Contrasts and diversity sum up Croatia, one of the most beautiful and beguiling countries in Europe: tall forests, wind-combed prickly thornbush and juniper on the stony uplands, the miraculous waterfalls in the Plitvice Lakes and Krka national parks, the aridity of the karst landscapes, modern tourist resorts and timeless old villages, the deserted Krajina region and the intensively cultivated Neretva delta. The parks are particularly welcoming to walkers, with miles of waymarked and well-maintained paths and trails, some bringing seemingly inaccessible summits within quite easy reach.
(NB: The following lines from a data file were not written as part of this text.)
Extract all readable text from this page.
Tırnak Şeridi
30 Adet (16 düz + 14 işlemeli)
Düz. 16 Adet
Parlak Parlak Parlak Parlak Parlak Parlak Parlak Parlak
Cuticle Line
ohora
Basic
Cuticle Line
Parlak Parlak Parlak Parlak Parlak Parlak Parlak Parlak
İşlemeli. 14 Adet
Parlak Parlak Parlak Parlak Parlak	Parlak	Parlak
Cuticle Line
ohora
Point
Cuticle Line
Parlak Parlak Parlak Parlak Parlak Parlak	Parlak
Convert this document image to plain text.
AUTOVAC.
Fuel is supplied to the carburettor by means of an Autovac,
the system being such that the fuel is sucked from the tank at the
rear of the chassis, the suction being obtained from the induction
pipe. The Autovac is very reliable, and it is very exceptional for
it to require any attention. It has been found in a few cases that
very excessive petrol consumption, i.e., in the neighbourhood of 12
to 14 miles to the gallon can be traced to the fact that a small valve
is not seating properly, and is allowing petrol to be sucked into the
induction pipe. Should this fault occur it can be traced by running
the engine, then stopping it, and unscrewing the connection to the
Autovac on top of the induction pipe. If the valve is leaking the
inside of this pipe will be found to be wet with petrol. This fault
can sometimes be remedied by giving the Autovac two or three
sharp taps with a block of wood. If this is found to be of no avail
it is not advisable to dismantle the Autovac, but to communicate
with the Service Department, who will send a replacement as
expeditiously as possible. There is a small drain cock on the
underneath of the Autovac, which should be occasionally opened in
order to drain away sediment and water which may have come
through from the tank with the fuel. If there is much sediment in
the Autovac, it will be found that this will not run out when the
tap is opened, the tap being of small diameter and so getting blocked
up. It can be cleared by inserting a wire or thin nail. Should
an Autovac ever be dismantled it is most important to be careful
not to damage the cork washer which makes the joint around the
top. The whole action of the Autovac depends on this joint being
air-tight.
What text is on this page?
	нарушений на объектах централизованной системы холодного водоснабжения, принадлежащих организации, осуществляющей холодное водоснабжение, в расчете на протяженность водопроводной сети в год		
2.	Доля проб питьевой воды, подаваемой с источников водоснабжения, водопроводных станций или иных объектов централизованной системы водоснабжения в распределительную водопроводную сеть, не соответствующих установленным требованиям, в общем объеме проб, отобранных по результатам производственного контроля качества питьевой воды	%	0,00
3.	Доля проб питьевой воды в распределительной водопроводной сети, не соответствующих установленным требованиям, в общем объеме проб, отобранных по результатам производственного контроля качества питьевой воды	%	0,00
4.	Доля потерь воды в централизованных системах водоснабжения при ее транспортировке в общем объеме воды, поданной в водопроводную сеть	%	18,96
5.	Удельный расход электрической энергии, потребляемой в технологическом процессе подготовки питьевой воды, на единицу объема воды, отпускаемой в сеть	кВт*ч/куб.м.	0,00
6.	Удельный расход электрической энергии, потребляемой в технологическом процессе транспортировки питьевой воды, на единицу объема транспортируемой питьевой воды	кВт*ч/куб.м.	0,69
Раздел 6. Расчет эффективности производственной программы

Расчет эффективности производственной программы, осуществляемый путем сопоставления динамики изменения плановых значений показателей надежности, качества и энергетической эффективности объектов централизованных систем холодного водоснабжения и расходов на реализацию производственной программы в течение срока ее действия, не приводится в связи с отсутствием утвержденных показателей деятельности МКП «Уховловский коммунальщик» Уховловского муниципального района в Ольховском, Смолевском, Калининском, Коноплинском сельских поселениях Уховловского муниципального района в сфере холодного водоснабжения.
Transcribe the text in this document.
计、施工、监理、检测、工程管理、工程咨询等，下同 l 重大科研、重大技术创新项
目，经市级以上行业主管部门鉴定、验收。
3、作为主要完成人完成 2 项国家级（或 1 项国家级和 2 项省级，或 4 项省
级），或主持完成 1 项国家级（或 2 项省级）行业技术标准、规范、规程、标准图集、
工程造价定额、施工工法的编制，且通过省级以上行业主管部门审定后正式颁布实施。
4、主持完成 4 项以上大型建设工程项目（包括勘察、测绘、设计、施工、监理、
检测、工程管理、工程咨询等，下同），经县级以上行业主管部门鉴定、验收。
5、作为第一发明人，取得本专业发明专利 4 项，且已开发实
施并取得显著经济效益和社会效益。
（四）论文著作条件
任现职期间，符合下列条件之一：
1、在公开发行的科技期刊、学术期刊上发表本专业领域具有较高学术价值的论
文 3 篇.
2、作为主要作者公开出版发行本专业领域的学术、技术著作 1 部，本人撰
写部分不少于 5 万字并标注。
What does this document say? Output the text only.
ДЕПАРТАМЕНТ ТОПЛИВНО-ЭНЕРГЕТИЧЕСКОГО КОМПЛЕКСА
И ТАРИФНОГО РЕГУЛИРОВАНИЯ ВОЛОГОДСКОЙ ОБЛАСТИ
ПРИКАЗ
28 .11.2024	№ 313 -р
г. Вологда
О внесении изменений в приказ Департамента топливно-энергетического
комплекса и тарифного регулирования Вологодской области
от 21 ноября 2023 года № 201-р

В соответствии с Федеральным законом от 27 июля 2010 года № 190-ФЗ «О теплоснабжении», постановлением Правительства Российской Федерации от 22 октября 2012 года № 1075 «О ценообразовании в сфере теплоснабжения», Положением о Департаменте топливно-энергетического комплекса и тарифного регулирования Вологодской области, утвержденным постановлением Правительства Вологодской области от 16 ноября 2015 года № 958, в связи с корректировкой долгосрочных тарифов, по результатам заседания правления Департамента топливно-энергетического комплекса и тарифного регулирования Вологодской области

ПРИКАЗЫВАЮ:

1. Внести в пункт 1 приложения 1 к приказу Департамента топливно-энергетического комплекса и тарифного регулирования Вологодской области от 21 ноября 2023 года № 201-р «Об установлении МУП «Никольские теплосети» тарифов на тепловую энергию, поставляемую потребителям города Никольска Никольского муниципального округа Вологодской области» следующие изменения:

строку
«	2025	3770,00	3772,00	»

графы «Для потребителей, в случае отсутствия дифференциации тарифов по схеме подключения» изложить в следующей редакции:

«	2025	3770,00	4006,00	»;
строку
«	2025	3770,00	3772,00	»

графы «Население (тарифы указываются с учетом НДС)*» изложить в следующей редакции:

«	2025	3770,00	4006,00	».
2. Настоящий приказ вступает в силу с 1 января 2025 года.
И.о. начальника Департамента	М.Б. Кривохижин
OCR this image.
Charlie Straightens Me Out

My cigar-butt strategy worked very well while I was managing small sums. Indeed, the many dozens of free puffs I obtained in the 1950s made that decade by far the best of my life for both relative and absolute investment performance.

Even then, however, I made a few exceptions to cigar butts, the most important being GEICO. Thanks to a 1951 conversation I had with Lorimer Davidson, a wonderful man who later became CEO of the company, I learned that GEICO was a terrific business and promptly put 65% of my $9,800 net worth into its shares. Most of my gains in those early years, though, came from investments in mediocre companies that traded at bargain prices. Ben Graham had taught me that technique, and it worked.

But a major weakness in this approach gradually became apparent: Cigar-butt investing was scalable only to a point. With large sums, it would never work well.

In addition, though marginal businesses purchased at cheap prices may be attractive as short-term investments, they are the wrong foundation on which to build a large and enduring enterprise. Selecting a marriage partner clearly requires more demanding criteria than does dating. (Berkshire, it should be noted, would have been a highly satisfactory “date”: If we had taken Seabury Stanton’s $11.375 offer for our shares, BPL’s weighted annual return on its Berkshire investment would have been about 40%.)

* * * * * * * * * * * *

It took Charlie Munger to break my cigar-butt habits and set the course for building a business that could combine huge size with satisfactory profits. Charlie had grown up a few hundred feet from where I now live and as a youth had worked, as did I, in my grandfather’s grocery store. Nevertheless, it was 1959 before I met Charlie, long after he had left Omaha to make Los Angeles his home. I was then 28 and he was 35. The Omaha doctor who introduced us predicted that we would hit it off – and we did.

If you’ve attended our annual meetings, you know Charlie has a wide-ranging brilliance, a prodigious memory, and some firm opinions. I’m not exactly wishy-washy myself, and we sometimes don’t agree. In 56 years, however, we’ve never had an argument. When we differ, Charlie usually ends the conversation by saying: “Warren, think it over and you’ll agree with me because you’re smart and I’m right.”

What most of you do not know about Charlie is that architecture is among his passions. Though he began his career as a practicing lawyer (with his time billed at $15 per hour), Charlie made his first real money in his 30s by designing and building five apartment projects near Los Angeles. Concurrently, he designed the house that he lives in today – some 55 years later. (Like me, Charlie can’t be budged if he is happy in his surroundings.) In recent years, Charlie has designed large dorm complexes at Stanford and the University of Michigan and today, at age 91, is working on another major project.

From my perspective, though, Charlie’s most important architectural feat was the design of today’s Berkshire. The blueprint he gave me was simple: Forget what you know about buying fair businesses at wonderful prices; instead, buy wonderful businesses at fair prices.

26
From prehistoric times to the end of the 20th century, many empires and events have left their marks on the Croatian landscape. There are prehistoric piles of stones on hilltops, Venetian-era town walls and towers, British and French fortresses, opulent Austro-Hungarian villas, partisans’ refuges and poignant memorials commemorating World War II resistance fighters, and even signs of the 1990s strife. Age-old expressions of religious belief survive in many simple, beautiful chapels in small villages. Stone walls and enclosures testify to the centuries-old challenge to wrest a living from the land, even though many are crumbling or are being reclaimed by forests.
- 70 long and short walks for all ages and abilities
- 1:50,000 topo maps
- 9 car tours and fold-out touring maps including ferry routes – ideal for planning
- 30 picnic suggestions
- public transport information, with websites
- online update service
Area covered: Croatia’s Adriatic coast from the Kvarner Gulf south to Dubrovnik, 11 islands, and two inland areas. Includes the Mljet, Plitvice Lakes, Krka and Paklenica national parks, Biokovo and Ucka nature parks, five of Croatia’s six World Heritage sites.
The best months for walking in Croatia are May to July, September and October.